It pains me to see that the conqueror of the “tuwid na daan” which he claims himself to be is very eager to get rid of everyone associated with the previous administration but is doing nothing to correct the blunders of his appointees. I could forgive Noynoy for being incompetent. After all, he’s already the President and that’s democracy at work. However, he should have at least competent people working for him. The problem is, at this moment, he is surrounded by lightweight people left and right. And instead of doing the right thing and bypass these guys, he let them all pass and, sometimes, even justified their mediocrity. It’s no wonder why this administration is gaining notoriety for its inability (or refusal) to fire people other than the ex-Chief Justice. And to think how the President continuously persisted to hound the Chief Justice until the end of time and that when he’s already fired, the President is still making cheap tirades against him. If that’s not arrogance, I don’t know what it is.
And I thought Noynoy is for a corrupt-free government? I’m not happy to report that incompetence is the same as corruption. The only difference is that the money spent goes nowhere. Apparently, Noynoy is not taking the fight against corruption as personally as he likes to think.
He is trying to be different from Gloria by changing whatever reminded him of the Arroyo administration. Not that I’m an anti-PNoy or anything, I do recognize his effort for trying to be better than Gloria. But the facts are simple, he are unnecessarily changing what already works and thus causing the government to spend extra. In his speech, he said something like (am paraphrasing) “we have done in two years, what the former administration was unable to do in nine years”. I’m not a pro-Gloria but man, he must give credit where credit is due. Well, blinded by rage or possibly other motives, he probably didn’t see it. Or didn’t want to. A true leader must not only show where a rival went wrong or where she could have done better. A true leader must have the humility to accept that his rival has also done good things for the country and this should be done regardless of personal beliefs and political affiliations.

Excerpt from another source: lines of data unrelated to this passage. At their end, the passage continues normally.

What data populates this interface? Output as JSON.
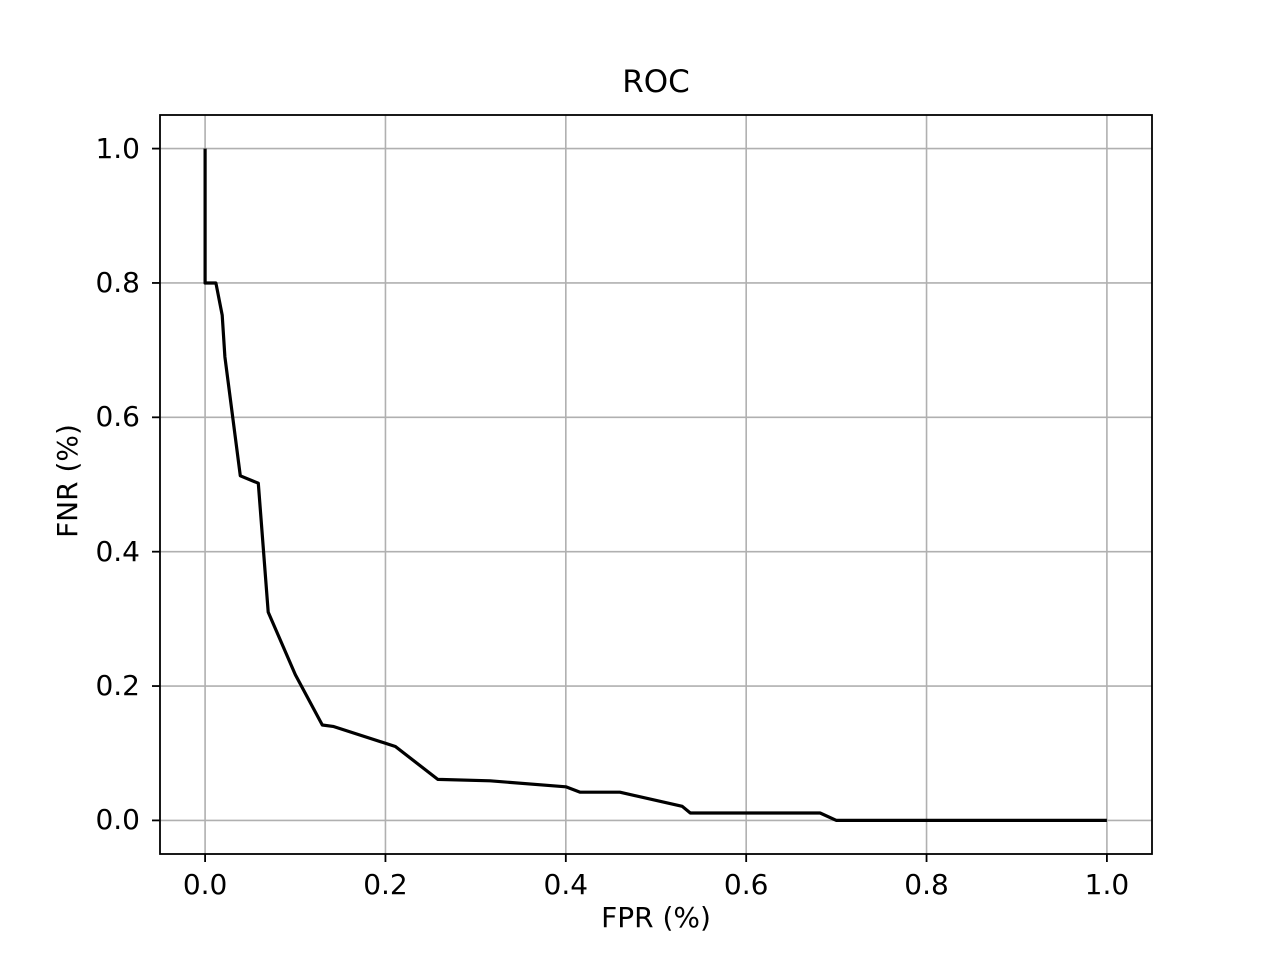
{
  "figure": {
    "background": "#ffffff",
    "text_color": "#000000"
  },
  "chart_data": {
    "type": "line",
    "title": "ROC",
    "xlabel": "FPR (%)",
    "ylabel": "FNR (%)",
    "xlim": [
      -0.05,
      1.05
    ],
    "ylim": [
      -0.05,
      1.05
    ],
    "xticks": [
      0.0,
      0.2,
      0.4,
      0.6,
      0.8,
      1.0
    ],
    "yticks": [
      0.0,
      0.2,
      0.4,
      0.6,
      0.8,
      1.0
    ],
    "xtick_labels": [
      "0.0",
      "0.2",
      "0.4",
      "0.6",
      "0.8",
      "1.0"
    ],
    "ytick_labels": [
      "0.0",
      "0.2",
      "0.4",
      "0.6",
      "0.8",
      "1.0"
    ],
    "grid": true,
    "grid_color": "#b0b0b0",
    "spine_color": "#000000",
    "legend": "none",
    "series": [
      {
        "name": "ROC curve",
        "color": "#000000",
        "points": [
          [
            0.0,
            1.0
          ],
          [
            0.0,
            0.8
          ],
          [
            0.012,
            0.8
          ],
          [
            0.019,
            0.752
          ],
          [
            0.022,
            0.69
          ],
          [
            0.039,
            0.513
          ],
          [
            0.059,
            0.502
          ],
          [
            0.07,
            0.31
          ],
          [
            0.1,
            0.217
          ],
          [
            0.13,
            0.142
          ],
          [
            0.142,
            0.14
          ],
          [
            0.211,
            0.11
          ],
          [
            0.258,
            0.061
          ],
          [
            0.316,
            0.059
          ],
          [
            0.4,
            0.05
          ],
          [
            0.416,
            0.042
          ],
          [
            0.46,
            0.042
          ],
          [
            0.529,
            0.021
          ],
          [
            0.538,
            0.011
          ],
          [
            0.682,
            0.011
          ],
          [
            0.7,
            0.0
          ],
          [
            1.0,
            0.0
          ]
        ]
      }
    ]
  }
}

The only saving grace PNoy has for now is that he’s still popular, though not as popular as before but popular nonetheless, based on surveys whose reliability and validity I have already put in question. But soon, if he doesn’t get his acts together, these people who he considers friends now will be the same people who will oust him in power. Well, history kind of repeats itself you know.
So for his second year, I’ll give him a 7/10. So-so. Mediocre. Just the kind of performance you would expect from someone who was untested in executive work and as far as I was (and still is) concerned, lacking in vision and direction. But in credits to him, his 2011 was miles better than the suckfest that was 2010.
On the relatively brighter side, I don’t want to end this on a bad note of course, he still has four more years to prove his worth, four more years to stay to true to his promises. And while I’m not going to be holding my breath waiting for complete changes to take place in his stint as President, well, there’s always hope. I just don’t know when that hope is gonna end or if it gonna even last. Or maybe it doesn’t exist in the first place.